After finding Kayla Taylor on Instagram and seeing her chairs, I knew that I had to have them! So, as soon as I found my own Louis chairs, I knew exactly how I wanted to refurbish them! By the way, if you're not following Kayla, make sure to do so - tons of inspiration!
I won't be sharing a full tutorial on how to reupholster a Louis chair, but here are my general tips and must haves. If you have any specific questions, feel free to leave in the comments :)
Louis chairs are probably one of the easiest things to reupholster (and get a great result!) You simply pull it apart and put it back together how you took it apart. The only tricky part is the area around the legs on the seat (I followed the Y release cut instruction (for the back legs) in Spruce Upholstery book)

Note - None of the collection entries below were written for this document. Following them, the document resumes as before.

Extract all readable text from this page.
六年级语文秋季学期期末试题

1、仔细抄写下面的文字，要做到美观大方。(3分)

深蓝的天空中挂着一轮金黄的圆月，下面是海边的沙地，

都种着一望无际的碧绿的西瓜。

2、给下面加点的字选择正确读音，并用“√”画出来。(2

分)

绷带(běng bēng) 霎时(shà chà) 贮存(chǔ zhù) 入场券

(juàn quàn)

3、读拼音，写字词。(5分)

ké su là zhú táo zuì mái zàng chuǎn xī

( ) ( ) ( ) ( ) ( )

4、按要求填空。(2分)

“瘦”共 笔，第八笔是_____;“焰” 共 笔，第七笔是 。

For a how to, I recommend Jenny's tutorial series and Spruce Upholstery book. I didn't follow either exactly, but it's a great place to get started! Like I said above, it's fairly easy. Just staple close to the edge (typically working evenly on all sides) and pull tight. Cut the excess fabric with an xacto knife and cover staples with double cord welting (if you sew, it's pretty easy!) or, I've heard that it's pretty affordable to get done at a local seamstress!
- Take photos as you take it apart so you remember how things go back.

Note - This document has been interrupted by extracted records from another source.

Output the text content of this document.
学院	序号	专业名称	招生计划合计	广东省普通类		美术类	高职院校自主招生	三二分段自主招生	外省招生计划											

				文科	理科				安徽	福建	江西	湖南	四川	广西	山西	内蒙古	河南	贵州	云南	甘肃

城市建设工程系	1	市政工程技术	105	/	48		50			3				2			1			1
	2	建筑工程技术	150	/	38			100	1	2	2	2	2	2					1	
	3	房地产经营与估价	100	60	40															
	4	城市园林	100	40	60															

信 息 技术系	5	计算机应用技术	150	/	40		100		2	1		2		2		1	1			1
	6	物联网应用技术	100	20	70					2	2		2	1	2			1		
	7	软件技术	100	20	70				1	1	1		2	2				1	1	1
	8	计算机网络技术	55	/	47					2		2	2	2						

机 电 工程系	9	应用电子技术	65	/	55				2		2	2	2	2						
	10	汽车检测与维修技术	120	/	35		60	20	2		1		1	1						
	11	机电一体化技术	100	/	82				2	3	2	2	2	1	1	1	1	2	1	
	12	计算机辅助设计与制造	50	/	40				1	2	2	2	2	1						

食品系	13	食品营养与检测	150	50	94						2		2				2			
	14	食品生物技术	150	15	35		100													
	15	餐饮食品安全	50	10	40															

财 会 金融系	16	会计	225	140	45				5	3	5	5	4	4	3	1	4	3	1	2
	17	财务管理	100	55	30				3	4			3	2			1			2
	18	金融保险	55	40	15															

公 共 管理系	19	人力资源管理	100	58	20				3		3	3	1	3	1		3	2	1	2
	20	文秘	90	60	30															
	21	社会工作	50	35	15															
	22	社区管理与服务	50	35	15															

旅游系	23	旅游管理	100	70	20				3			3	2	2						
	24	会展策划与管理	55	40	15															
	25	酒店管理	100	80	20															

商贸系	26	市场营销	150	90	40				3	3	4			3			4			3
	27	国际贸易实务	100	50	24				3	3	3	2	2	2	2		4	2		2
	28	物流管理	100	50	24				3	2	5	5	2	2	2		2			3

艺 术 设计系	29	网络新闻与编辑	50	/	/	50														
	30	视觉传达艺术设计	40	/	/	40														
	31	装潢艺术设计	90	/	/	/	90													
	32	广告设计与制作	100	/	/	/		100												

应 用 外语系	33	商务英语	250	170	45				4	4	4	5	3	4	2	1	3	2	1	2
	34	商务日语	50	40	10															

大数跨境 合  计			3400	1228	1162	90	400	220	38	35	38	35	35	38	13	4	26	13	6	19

- Here are the tools that I like to use when stripping the old upholstery.
Needle nose pliers, small thin tip screw driver (makes it easier to get under tight staples), small needle nose pliers, and tack puller. You should also wear gloves and safety googles to protect your hands and eyes.
Sanding and painting:
After sanding with foam block and removing the dust with a cloth, I sprayed Kilz Primer and Rustoleum Satin enamel. Satin (versus gloss) is the perfect hide to conceal any imperfections! I decided to leave the foam since it wasn't very old, and I wanted to save a step, but sometimes replacing the foam is essential.

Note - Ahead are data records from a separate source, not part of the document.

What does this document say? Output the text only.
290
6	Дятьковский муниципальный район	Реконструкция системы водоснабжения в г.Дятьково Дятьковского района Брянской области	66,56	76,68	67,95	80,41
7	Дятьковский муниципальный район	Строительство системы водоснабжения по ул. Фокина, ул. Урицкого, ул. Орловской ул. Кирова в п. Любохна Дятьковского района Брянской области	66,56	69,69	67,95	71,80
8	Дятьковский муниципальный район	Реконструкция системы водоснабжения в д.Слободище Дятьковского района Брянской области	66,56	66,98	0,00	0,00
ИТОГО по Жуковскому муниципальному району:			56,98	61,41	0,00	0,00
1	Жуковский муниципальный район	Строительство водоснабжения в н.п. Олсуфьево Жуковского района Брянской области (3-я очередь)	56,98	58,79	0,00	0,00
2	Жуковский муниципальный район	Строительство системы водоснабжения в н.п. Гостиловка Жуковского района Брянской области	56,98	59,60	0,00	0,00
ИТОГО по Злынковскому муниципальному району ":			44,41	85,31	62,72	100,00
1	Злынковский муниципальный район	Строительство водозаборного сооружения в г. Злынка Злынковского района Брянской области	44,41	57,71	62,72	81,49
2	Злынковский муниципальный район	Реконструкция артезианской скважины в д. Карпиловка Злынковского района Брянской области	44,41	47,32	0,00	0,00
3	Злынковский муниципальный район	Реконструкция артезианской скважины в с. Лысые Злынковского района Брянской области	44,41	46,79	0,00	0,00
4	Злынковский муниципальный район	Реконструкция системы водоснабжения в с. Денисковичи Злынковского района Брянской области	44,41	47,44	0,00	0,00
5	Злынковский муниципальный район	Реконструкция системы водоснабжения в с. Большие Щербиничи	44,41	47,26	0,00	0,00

- When applying the new fabric. Staple on all four sides and work out to the edge (leave the corners last). Apply a few sub staples (at an angle so they are easier to pull if needed) to get started, hammer in place when finished, or pull and re staple.
- Buying this stapler and air compressor was life changing. If you upholster a good bit, it's definitely a good investment!
- Applying a row of staples, without any gaps is important to avoiding gapping fabric.
- Pull fabric with palms verse fingers to get a smooth finish. Cut the fabric so you have plenty to pull, this also helps give a smooth, professional finish.
- Use a fabric that is easy to upholster with. So far, my favorite has been Caitlin Wilson's cotton canvas. It's easy to grab when you're pulling, smooths well, and has a great weight. Generally, thicker fabrics are easier to work with than thin fabrics.
- I like to apply the double cord welting with a fast grab fabric glue - I like Fabri Tac.
- You will need about one yard of fabric per chair. I purchased two yards and had a little left over. I cut at a bias (diagonal) across the entire 2 yards for the double cord welting.
One more before:
I can't wait to get these in their permanent place!